The McCarran-Ferguson Act — passed by Congress in 1945 — grants states the right to regulate health insurance plans within their borders. In other words: there is no federal law preventing one state from allowing an insurer from another state to sell their policies within it’s borders.

In 2008 Rhode Island became the first state to pass a law allowing out-of-state insurers to do business within their borders. As of this writing at least 9 states have passed some version of a similar law.

Not that it matters because, as it turns out, insurers aren’t interested in selling into neighboring states. Here’s why.

The Way Health Insurance Works Is The Reverse Of How It Is Assumed

First, let’s dispel another common misunderstanding: It is not the case that “allowing insurance companies to sell across state lines” would allow you — the customer — to go to another state to buy insurance.

What has to happen is that one or more out-of-state companies must choose to do business in your state. And the realities of the health insurance business happen to discourage companies from doing that.

Why wouldn’t an insurance company want to move into new markets? More customers mean more profits, right?

The problem is that there are huge barriers to entry when it comes to a health insurance company invading a new state.

The have no relationship or price arrangements with any of the providers within the new state. Which means they will have to negotiate these prices at a time when they have no customers to offer up to the hospitals, clinics and doctors.

The more people an insurer covers within a market the lower the prices they can negotiate with providers. And then the less they are have to charge the people who buy their policies.

But for a company entering a new market those prices would have to be based on the fact that the new insurance company has zero customers in their brand-new network.

So the out-of-state companies would lack the one thing necessary to compete with established companies on price — an existing customer base.

Instead, the new challenger would have the worst cost arrangements with the providers. So when they enter a new market they would either have to charge more for the same policy the established companies are selling or they would have to incur untold losses until they could build a large enough pool of patients.

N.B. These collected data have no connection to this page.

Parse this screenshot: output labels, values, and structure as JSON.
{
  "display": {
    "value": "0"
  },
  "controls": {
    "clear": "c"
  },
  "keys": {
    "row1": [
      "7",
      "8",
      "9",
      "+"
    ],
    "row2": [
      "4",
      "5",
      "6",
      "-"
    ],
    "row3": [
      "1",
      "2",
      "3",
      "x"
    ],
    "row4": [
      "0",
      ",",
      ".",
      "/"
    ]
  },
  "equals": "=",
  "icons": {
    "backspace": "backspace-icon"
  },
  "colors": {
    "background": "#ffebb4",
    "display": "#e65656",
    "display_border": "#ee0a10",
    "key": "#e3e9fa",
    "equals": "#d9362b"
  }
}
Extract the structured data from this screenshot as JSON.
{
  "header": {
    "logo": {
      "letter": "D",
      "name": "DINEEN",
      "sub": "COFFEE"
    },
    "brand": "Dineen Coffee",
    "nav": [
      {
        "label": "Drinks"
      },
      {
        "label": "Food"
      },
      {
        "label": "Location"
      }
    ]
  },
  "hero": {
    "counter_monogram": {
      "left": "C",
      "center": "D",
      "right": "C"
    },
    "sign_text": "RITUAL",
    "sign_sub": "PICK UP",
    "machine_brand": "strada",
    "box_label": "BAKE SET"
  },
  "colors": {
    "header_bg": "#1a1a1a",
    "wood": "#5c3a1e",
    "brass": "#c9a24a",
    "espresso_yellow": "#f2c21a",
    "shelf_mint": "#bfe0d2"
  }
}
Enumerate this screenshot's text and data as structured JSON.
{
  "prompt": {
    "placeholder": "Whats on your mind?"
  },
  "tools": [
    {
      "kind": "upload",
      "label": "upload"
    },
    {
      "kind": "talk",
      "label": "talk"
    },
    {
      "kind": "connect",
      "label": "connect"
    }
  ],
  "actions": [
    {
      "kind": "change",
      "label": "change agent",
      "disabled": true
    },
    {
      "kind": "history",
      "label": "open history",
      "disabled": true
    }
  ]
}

Or they can just stay home, in their current markets. Where those same barriers to entry protect them from new competitors entering their turf.

These barriers are unique to the health insurance market. Thus the conventional wisdom that “more competitors means lower prices” doesn’t apply.

It Is Market Realities, Not Washington Regulations That Limit Competition

If there is a company in Minnesota that operates widget stores and thinks Georgia would be a good place to open a new widget store, it wouldn’t be that complicated to open a store there.

Yes , there are expenses when moving into a new market. They’d have to locate or build a building. Hire people, get whatever licensing and paperwork their new locale requires. They’d have to overcome an initial disadvantage of having no name recognition. But the day they open they can otherwise sell their widgets on an even playing field with the other widget retailers.

That’s how it works in the retail business. Unless you’re moving into an area dominated by a Wal Mart type competitor.

Wal Mart would have a huge price advantage over any small retailer that might want to move in across the street and sell the same type of products Wal Mart sells.

But there is no legal barrier to the small retailer doing that. Just market-based barriers.

And that is exactly what has happened in all the states that have passed laws inviting new insurers to come in. The insurers choose to stay home. Not because there are unnecessary legal barriers. Just market-based ones.

The barriers that keep one insurer from doing business in a neighboring state are the same barriers that keep insurers from that state out of the first insurers territory. Insurers like this status quo. There is no motivation (a reasonable chance at increased profits) to change it.

A company entering a market always creates new competition and lower prices ….. except when it doesn’t.

And in the health insurance industry, it doesn’t.